This project was bootstrapped with an initial set of files and configurations using Create React App.
- Youtube Video Downloader
- Automatic Transcription (Using Video Model from Google)
- Personalized Voice Cloning and Lip Syncing
- Speaker Diarization
- PII Redaction (Using Text Davinci Model from OpenAI)
- Video Concatenation
- Modify Resolution
- Video Trimming
- Modify Resolution
- Video Cutting and Editing with ease with the help of Transcription.
- URL Shortening
- SRT file download
- Remove Filler Words
- Deploy the Backend API folder in google cloud or create a flask applciation Update respective api calls
- Set up firebase for register/login api and enable sign/in with email/password feature and Update the API keys. [Reference Link: https://console.firebase.google.com/project/aieditorv1/authentication]
- Frontend is a React Application.
- We have deployed Tortoise TTS and Wav2Lip model in Beam.cloud for seamless integration and scalability. [Reference link: https://docs.beam.cloud/getting-started/quickstart]
- Get API keys for openai account and replace them in extract_pii.py file to use GPT Turbo 3.5 model. [Reference Link: https://platform.openai.com/docs/introduction]
- To run this project simpliy clone the repo and make sure you have node installed
- In the terminal type "npm install react-scripts" followed by "npm start" to run the react application on your localhost.

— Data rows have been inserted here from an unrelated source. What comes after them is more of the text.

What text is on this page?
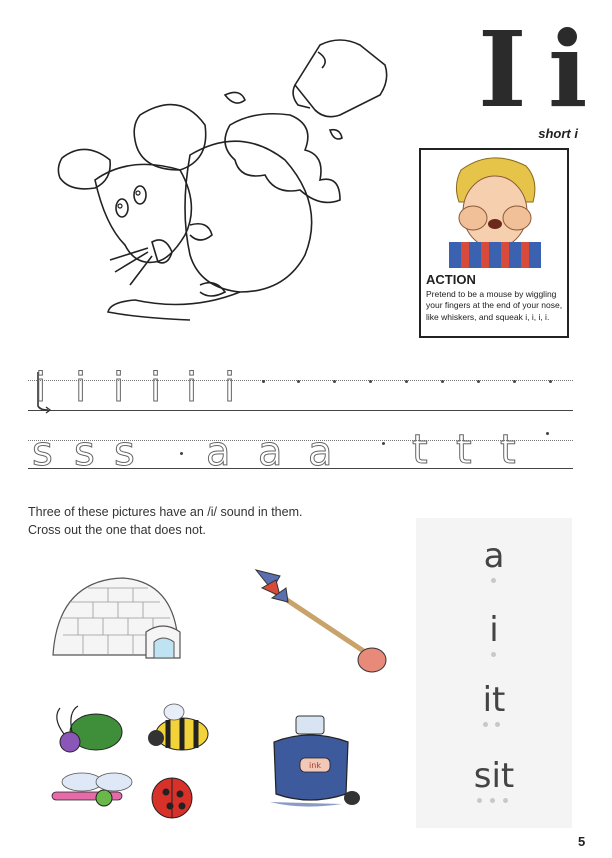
I i
short i
ACTION
Pretend to be a mouse by wiggling your fingers at the end of your nose, like whiskers, and squeak i, i, i, i.
i i i i i i
s s s a a a t t t
Three of these pictures have an /i/ sound in them.
Cross out the one that does not.
ink
a
i
it
sit
5
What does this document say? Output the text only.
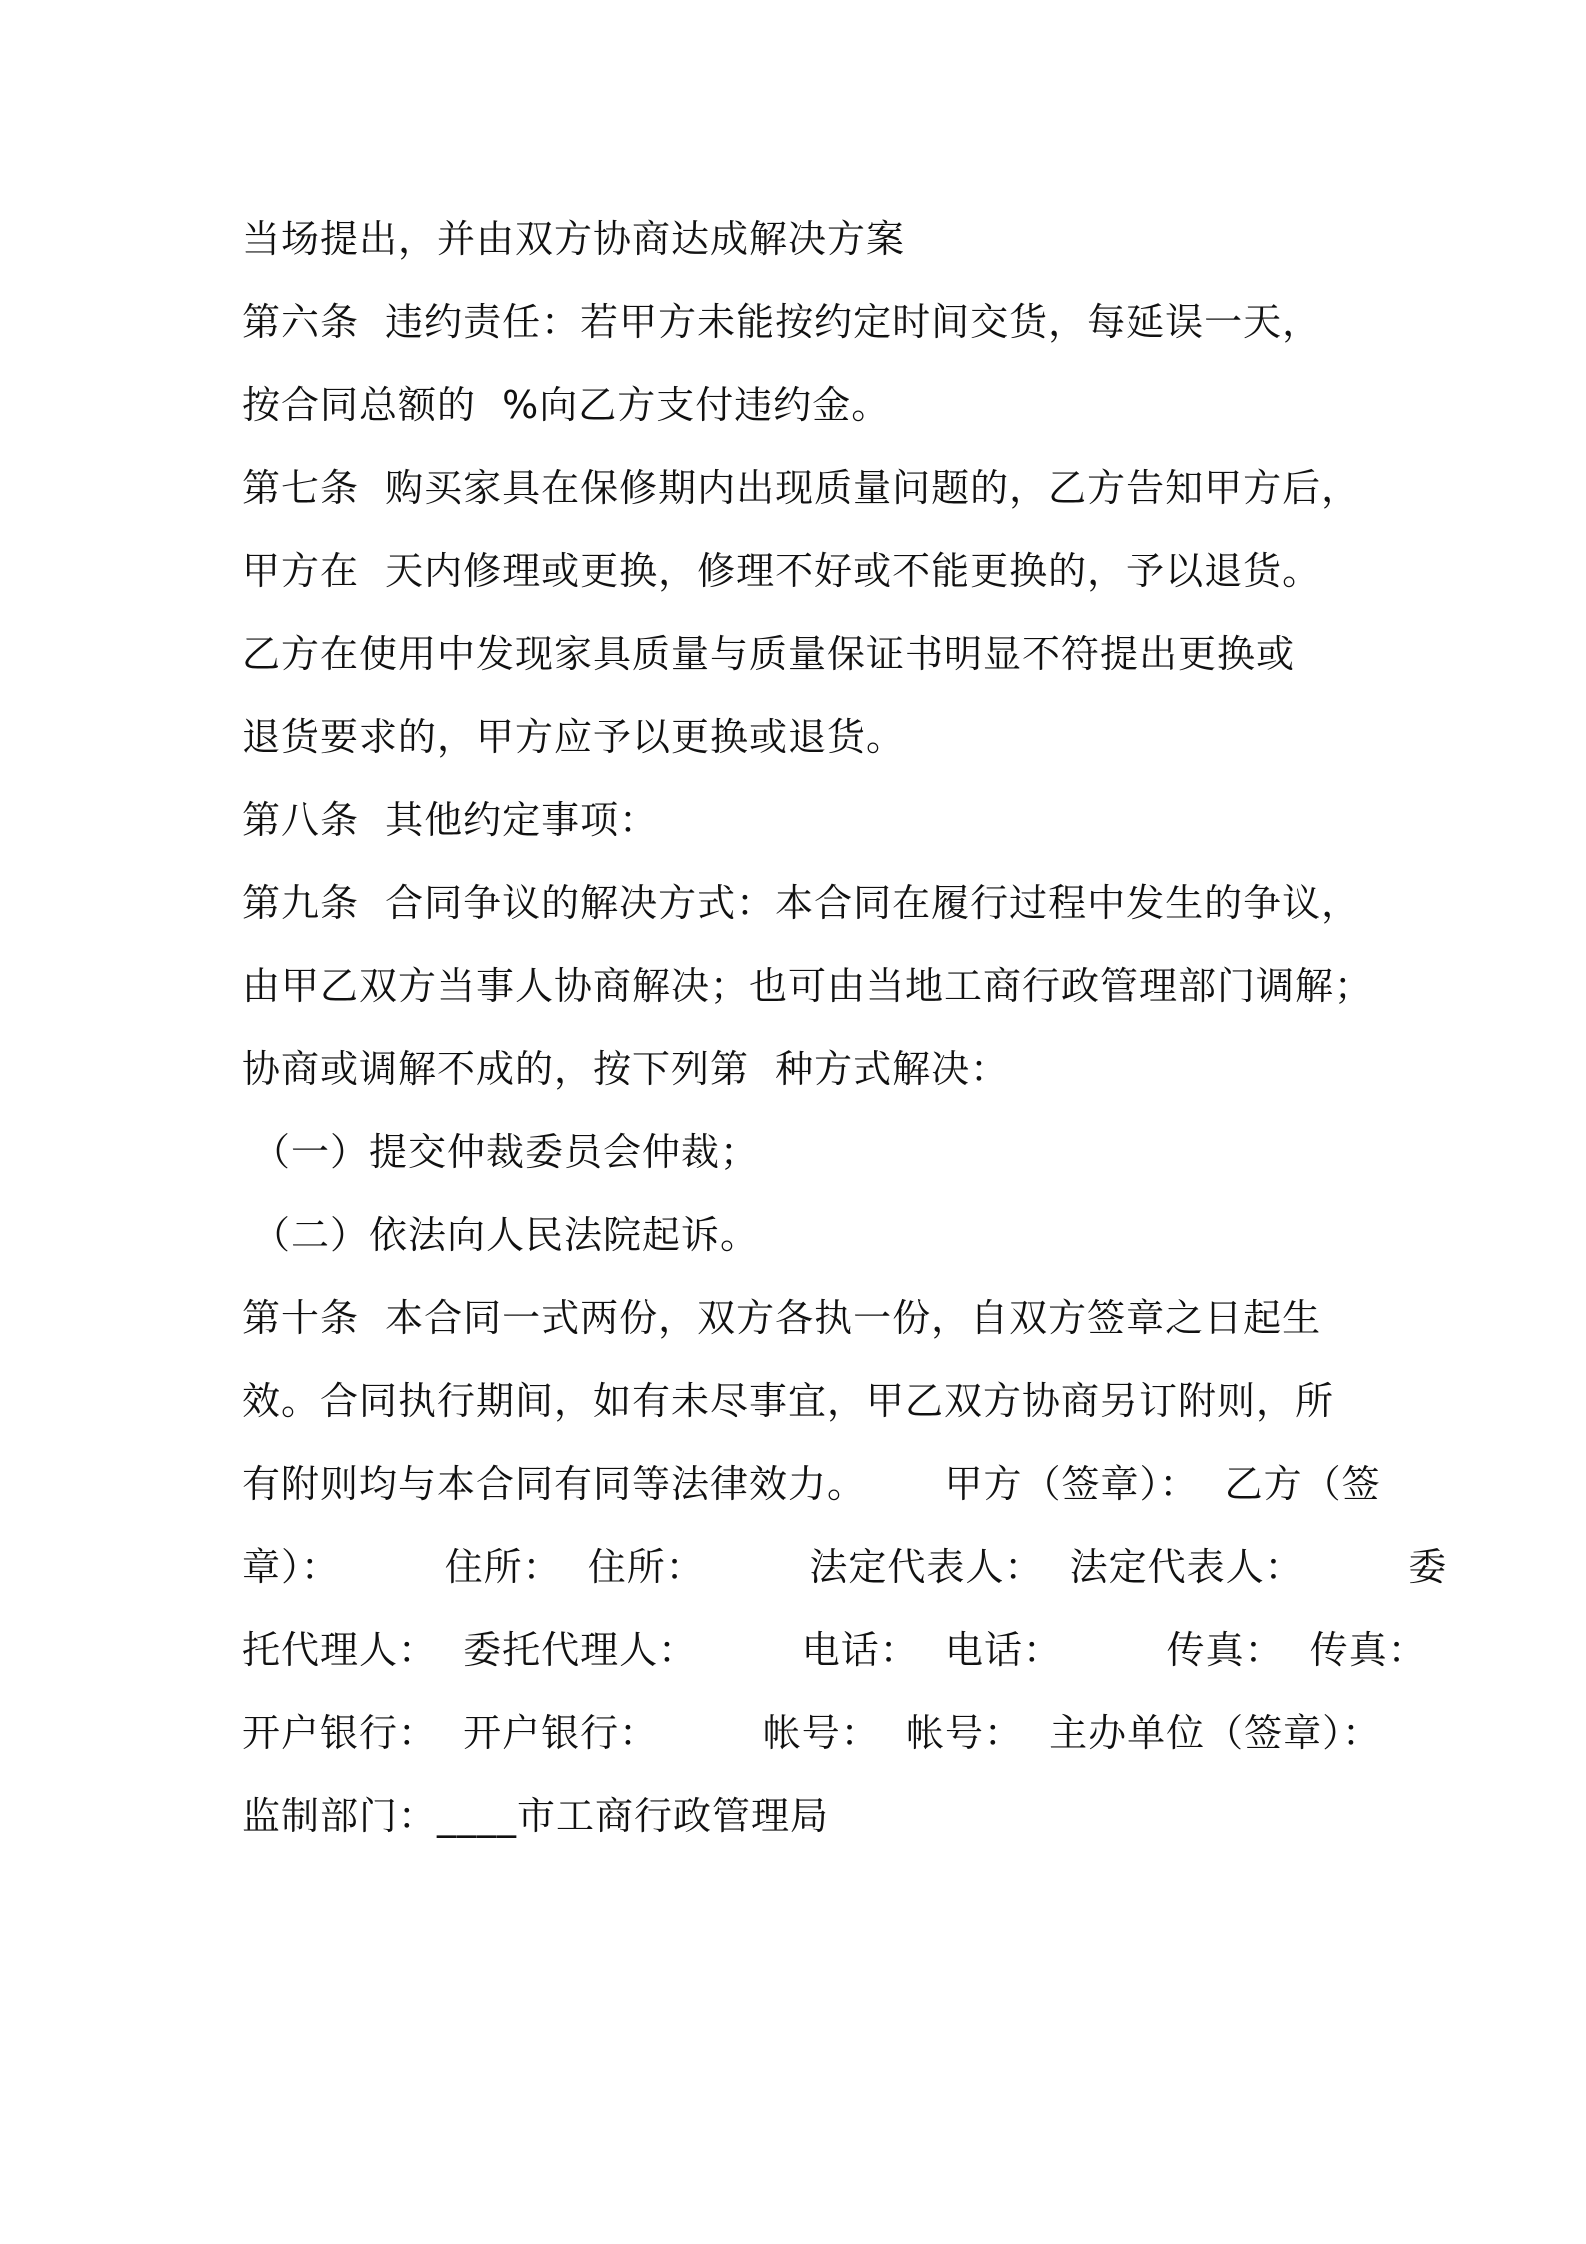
当场提出，并由双方协商达成解决方案
第六条  违约责任：若甲方未能按约定时间交货，每延误一天，
按合同总额的  %向乙方支付违约金。
第七条  购买家具在保修期内出现质量问题的，乙方告知甲方后，
甲方在  天内修理或更换，修理不好或不能更换的，予以退货。
乙方在使用中发现家具质量与质量保证书明显不符提出更换或
退货要求的，甲方应予以更换或退货。
第八条  其他约定事项：
第九条  合同争议的解决方式：本合同在履行过程中发生的争议，
由甲乙双方当事人协商解决；也可由当地工商行政管理部门调解；
协商或调解不成的，按下列第  种方式解决：
（一）提交仲裁委员会仲裁；
（二）依法向人民法院起诉。
第十条  本合同一式两份，双方各执一份，自双方签章之日起生
效。合同执行期间，如有未尽事宜，甲乙双方协商另订附则，所
有附则均与本合同有同等法律效力。      甲方（签章）：  乙方（签
章）：        住所：  住所：        法定代表人：  法定代表人：        委
托代理人：  委托代理人：        电话：  电话：        传真：  传真：
开户银行：  开户银行：        帐号：  帐号：  主办单位（签章）：
监制部门：____市工商行政管理局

The effort to create an AI-based audio and video editing tool aimed to provide an all-in-one collaborative editing solution that made editing easier for users of all skill levels. The project's components included a thorough review of the state-of-the-art, a close examination of the system architecture, the application of client and data-tier technologies, performance benchmarks, and considerations for deployment, operations, and maintenance. Modern technology was added into the created solution, allowing users to modify their recordings as quickly as editing a Google Doc, including real-time voice cloning, automatic transcription, and text-to-speech conversion.